The rate increase, the first in nearly two years for Young Bros., went into effect Friday. It follows a 16.6 percent increase in Young Bros.’ shipping rates in 2011.
The PUC cleared the way for the latest increase in October when it approved Young Bros.’ request to implement an "annual freight rate adjustment pilot program."
That AFRA program allows Young Bros. to take revenue from the most recent calendar year and adjust it to reflect a PUC-set inflation rate for nonlabor expenses and increases in labor expenses for union and nonunion workers. Rate increases are capped at 5.5 percent annually under the pilot program.
Friday’s increase would have been higher if not for the cap, according to Young Bros.
Under the pilot program, Young Bros. will use the automatic rate adjustment in the first two years and file a general rate case in the third year. The program’s three-year cycle will continue in the future.

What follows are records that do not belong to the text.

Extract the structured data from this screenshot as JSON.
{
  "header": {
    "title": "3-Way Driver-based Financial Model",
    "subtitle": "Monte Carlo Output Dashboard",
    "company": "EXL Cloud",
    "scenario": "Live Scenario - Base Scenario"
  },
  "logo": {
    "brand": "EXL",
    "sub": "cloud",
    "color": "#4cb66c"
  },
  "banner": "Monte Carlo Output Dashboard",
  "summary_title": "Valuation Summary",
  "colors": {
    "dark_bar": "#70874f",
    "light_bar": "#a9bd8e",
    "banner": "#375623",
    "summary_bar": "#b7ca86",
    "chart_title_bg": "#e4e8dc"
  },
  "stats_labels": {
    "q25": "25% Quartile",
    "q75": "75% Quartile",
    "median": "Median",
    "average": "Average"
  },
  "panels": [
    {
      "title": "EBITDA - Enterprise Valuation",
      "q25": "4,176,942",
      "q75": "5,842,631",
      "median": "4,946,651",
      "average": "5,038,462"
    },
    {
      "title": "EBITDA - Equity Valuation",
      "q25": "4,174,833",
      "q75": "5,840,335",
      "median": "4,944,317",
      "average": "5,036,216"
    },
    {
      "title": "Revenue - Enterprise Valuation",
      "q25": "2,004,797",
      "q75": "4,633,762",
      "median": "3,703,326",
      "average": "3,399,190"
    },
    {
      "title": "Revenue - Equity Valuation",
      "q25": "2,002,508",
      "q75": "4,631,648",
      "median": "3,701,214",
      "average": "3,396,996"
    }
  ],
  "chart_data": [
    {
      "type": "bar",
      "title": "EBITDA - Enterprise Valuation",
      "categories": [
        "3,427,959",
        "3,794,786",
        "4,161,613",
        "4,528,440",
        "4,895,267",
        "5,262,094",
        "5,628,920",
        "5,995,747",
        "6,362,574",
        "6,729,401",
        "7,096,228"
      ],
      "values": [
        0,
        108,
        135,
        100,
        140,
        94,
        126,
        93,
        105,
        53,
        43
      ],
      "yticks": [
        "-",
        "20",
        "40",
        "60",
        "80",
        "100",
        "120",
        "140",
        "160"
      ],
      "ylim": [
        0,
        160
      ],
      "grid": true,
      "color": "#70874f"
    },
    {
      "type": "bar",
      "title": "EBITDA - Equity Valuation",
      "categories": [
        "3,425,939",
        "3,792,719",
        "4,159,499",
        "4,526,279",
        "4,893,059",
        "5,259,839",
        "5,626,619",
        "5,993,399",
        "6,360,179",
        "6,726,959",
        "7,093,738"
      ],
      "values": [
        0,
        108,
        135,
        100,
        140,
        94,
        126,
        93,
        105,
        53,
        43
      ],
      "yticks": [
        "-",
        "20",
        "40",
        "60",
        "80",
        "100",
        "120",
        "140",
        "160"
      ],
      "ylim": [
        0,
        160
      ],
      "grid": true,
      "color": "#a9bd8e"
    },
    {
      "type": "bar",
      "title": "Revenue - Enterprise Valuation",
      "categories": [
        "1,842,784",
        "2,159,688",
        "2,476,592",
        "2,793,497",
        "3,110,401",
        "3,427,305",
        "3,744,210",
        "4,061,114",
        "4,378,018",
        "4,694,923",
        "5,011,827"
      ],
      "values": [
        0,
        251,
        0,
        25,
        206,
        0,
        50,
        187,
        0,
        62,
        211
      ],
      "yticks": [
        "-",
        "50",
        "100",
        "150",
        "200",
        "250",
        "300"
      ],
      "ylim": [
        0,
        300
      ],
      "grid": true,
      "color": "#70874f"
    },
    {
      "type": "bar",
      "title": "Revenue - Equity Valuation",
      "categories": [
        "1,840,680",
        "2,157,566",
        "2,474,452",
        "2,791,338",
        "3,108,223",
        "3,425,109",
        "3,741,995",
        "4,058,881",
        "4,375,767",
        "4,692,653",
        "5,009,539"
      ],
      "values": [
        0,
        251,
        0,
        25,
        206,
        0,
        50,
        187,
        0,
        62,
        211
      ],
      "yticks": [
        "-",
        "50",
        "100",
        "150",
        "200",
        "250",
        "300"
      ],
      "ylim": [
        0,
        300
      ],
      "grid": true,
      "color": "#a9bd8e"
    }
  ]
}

With the latest rate increase, it costs $3.05 more to ship a pallet of 2,964 beverage cans from Honolulu to Molokai, or seven-tenths of a cent per can. The cost to ship a 2,000-pound pallet of agricultural products rose by $3.47, or one-tenth of a cent per pound. Shipping costs for an entire 20-foot container of general cargo between the two ports rose by $33.96, or $3.40 per ton.
Although Young Bros.’ interisland cargo volumes have been rising over the past year, the levels are still about 20 percent lower than they were before the 2008-2009 recession, according to the company.
The drop in cargo volume during the economic downturn was particularly difficult for the company because it had to maintain the same frequency of service even as its revenue declined.